As Hodeidah experiences renewed fighting there is a real risk its port – a vital lifeline for goods and aid for 80 percent of Yemen’s population – could be damaged or temporarily closed, reducing the supply of available of food and fuel as well as driving up prices even further. This would put the lives of hundreds of thousands of children in immediate danger while pushing millions more into famine. The United Nations has warned that failure to keep food, fuel and aid flowing into Yemen, particularly through Hodeidah, could result in one of the worst hunger crises in living history.
A depreciating currency and collapsing economy are pushing communities to the brink of starvation.
Food prices are up by an average of 68 percent since 2015. The Yemeni Rial (YER) has depreciated nearly 180 percent in the same period. It now costs 600 YER to buy one US dollar, up from 215 YERwhen the conflict escalated more than three years ago. The price of fuel commodities like petrol, diesel and cooking gas has increased by 25 percent between November last year and September 2018. The price of food has doubled in some parts of the country in just a matter of days.
Though there are food supplies in the marketplace, for now, families are unable to afford even the most basic items like bread, milk or eggs, making an already precarious situation even worse. Our teams have heard that some households are being forced to make impossible choices like deciding to take a malnourished baby to a hospital at the expense of feeding the rest of the family.

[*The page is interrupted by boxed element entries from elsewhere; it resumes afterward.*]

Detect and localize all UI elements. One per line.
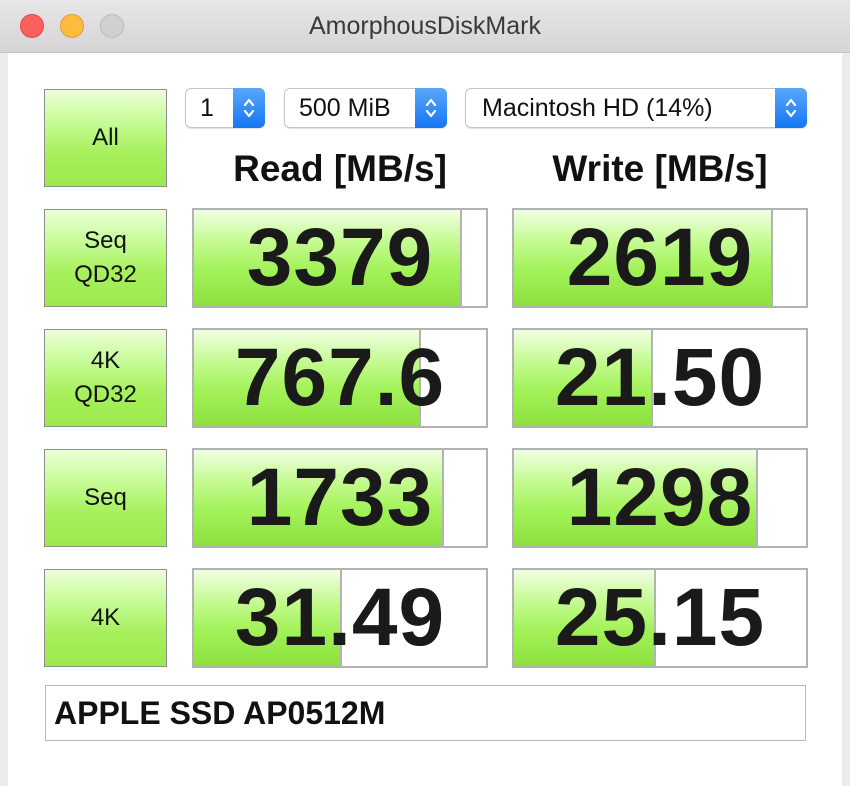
result-value: 31.49 xyxy=(234,572,446,663)
drive-value: Macintosh HD (14%) xyxy=(482,93,713,122)
test-count-value: 1 xyxy=(200,93,214,122)
test-size-select[interactable]: 500 MiB xyxy=(284,88,447,128)
seq-qd32-button[interactable]: Seq QD32 xyxy=(44,209,167,307)
seq-qd32-write-result: 2619 xyxy=(512,208,808,308)
result-value: 21.50 xyxy=(554,332,766,423)
result-value: 1298 xyxy=(566,452,754,543)
window-title: AmorphousDiskMark xyxy=(308,12,541,40)
test-size-value: 500 MiB xyxy=(299,93,391,122)
4k-button[interactable]: 4K xyxy=(44,569,167,667)
4k-qd32-read-result: 767.6 xyxy=(192,328,488,428)
up-down-stepper-icon[interactable] xyxy=(233,88,265,128)
seq-write-result: 1298 xyxy=(512,448,808,548)
test-count-select[interactable]: 1 xyxy=(185,88,265,128)
app-window: AmorphousDiskMark All Seq QD32 4K QD32 S… xyxy=(0,0,850,786)
title-bar: AmorphousDiskMark xyxy=(0,0,850,53)
4k-qd32-button[interactable]: 4K QD32 xyxy=(44,329,167,427)
seq-read-result: 1733 xyxy=(192,448,488,548)
result-value: 2619 xyxy=(566,212,754,303)
result-value: 3379 xyxy=(246,212,434,303)
result-value: 767.6 xyxy=(234,332,446,423)
4k-read-result: 31.49 xyxy=(192,568,488,668)
up-down-stepper-icon[interactable] xyxy=(775,88,807,128)
write-header: Write [MB/s] xyxy=(552,148,768,189)
all-button[interactable]: All xyxy=(44,89,167,187)
drive-select[interactable]: Macintosh HD (14%) xyxy=(465,88,807,128)
result-value: 25.15 xyxy=(554,572,766,663)
seq-button[interactable]: Seq xyxy=(44,449,167,547)
device-name-field[interactable]: APPLE SSD AP0512M xyxy=(45,685,806,741)
up-down-stepper-icon[interactable] xyxy=(415,88,447,128)
seq-qd32-read-result: 3379 xyxy=(192,208,488,308)
4k-qd32-write-result: 21.50 xyxy=(512,328,808,428)
read-header: Read [MB/s] xyxy=(233,148,447,189)
result-value: 1733 xyxy=(246,452,434,543)
4k-write-result: 25.15 xyxy=(512,568,808,668)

A recent UN survey of 2,098 respondents across Yemen confirms the extent of the problem. An alarming 98 percent of households said food was their primary expenditure. Equally alarming, 93 percent named high commodity prices as their primary challenge, including food and fuel, while 72 percent of households said they’re cutting down on food consumption to cope with a lack of income.
Nutrition surveys conducted during the first half of 2018 confirm alarming rates of malnutrition. In Hodeidah for example, home to Yemen’s largest commercial port and the primary gateway for food and fuel to the rest of the country, one in every twenty children under five years is suffering from severe acute malnutrition. Half of all children in Yemen are stunted.